The result is a second probate proceeding known as ancillary probate. The Personal Representative must file in the other state’s probate court, usually using a certified copy of the Massachusetts appointment as supporting evidence. The second court then issues its own letters authorizing the Personal Representative to deal with the property located there.
Ancillary probate is not inherently complicated, but it is an additional court proceeding with its own filing fees, its own attorney, its own timeline, and its own creditor claims window. For a family dealing with a single death, it can feel like going through probate twice.
Using a Revocable Trust to Avoid Probate
The most common planning technique for both in and out-of-state real estate is to deed the property into a revocable trust during the owner’s lifetime. Because the trust (not the individual) holds title when the owner dies, the property does not pass through the probate court in the situs state. The successor trustee administers the property under the trust terms, without a court appointment.

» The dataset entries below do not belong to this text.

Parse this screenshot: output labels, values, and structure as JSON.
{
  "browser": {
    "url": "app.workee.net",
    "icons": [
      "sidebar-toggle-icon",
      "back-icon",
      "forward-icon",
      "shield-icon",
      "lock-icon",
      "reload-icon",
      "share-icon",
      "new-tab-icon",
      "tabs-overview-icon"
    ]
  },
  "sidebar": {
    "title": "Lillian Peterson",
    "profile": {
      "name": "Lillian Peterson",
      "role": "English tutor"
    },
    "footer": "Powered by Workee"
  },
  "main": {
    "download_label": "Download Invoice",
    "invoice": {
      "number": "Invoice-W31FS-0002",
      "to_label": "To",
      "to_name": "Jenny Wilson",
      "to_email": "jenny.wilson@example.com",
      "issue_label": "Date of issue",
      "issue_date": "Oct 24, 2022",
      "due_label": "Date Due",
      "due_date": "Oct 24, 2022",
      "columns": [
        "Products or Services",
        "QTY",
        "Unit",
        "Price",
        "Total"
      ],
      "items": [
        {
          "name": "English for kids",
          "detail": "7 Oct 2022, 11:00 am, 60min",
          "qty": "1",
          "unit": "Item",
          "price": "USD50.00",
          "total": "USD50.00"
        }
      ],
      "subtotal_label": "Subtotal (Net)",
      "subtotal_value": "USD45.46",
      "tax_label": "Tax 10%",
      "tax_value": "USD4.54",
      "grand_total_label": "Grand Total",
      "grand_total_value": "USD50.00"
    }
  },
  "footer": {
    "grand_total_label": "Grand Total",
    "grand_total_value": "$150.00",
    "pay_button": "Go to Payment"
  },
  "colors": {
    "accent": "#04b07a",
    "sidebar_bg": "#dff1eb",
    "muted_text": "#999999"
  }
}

The transfer to the trust typically requires a deed prepared in the format accepted by the situs state, signed with the formalities that state requires, and recorded in the correct county land records.
A few states impose real estate transfer taxes or recording fees even on transfers to a revocable trust. Massachusetts generally does not tax a gratuitous transfer to a revocable trust, but other states may, and the analysis is state-specific. Coordinating with local counsel in the situs state before recording the deed is standard practice.
LLC Ownership
Some Massachusetts families hold investment real estate or rental property in a limited liability company instead of a trust. The LLC itself is an entity, and its membership interest is personal property. When the owner dies, what passes is the LLC interest rather than the underlying real estate.
While no ancillary probate is required in the state where the real estate sits, because the owner did not personally own real estate there, the LLC interest still passes under Massachusetts probate. To avoid probate entirely, the LLC interests should be owned by a revocable trust.
State Estate and Inheritance Taxes in Other States
Beyond the probate question, several states have their own estate or inheritance taxes with thresholds much lower than the federal exemption. Connecticut, Hawaii, Illinois, Maine, Maryland, Massachusetts, Minnesota, New York, Oregon, Rhode Island, Vermont, Washington, and the District of Columbia all have state-level estate taxes as of 2026. Each sets its own threshold and rate schedule. A few states (including Maryland, New Jersey for certain beneficiaries, Pennsylvania, Kentucky, and Nebraska) impose inheritance taxes keyed to the beneficiary’s relationship to the decedent rather than to the size of the estate.
If an individual dies owning real estate in a state with its own estate tax, that state can tax the real estate located within its borders even though the decedent was not a resident. For a Massachusetts resident, the Massachusetts estate tax return computes the tax starting from the federal estate base but excludes out-of-state real and tangible personal property from the Massachusetts credit base. Other states’ treatment of out-of-state real estate varies, and the specific result depends on the situs state’s rules and the residency analysis for each jurisdiction involved.
Timeshares and Vacation Homes
Timeshares deserve a special note. A deeded timeshare (one that conveys a fractional ownership interest in real estate) is treated as real estate and usually requires ancillary probate in the state where the property is located, unless it is owned by a trust. A right-to-use or point-based timeshare (one that gives the owner contractual usage rights rather than a deeded interest) is contractual personal property and will generally be subject to Massachusetts probate, unless the property interests can be placed into trust.
Vacation homes also raise questions about co-ownership among siblings or adult children after both parents die. Families often hold a vacation home in a trust not only to avoid probate but to handle shared use, maintenance contributions, and eventual sale or buyout among the next generation. Without a governance structure, co-owned vacation homes are a common source of family friction.
Coordination With Local Counsel
Coordination with counsel in the state where property is located is usually valuable. Deed formalities, recording requirements, homestead rules, property tax consequences, and state-level transfer taxes vary widely from state to state.
Planning Ahead
Addressing in and out-of-state real estate during life, usually through a properly funded revocable trust, or an LLC owned by a revocable trust, is far less expensive than going through probate in multiple states after death. If you own additional property outside Massachusetts and have not reviewed how it is titled, a review is a practical first step.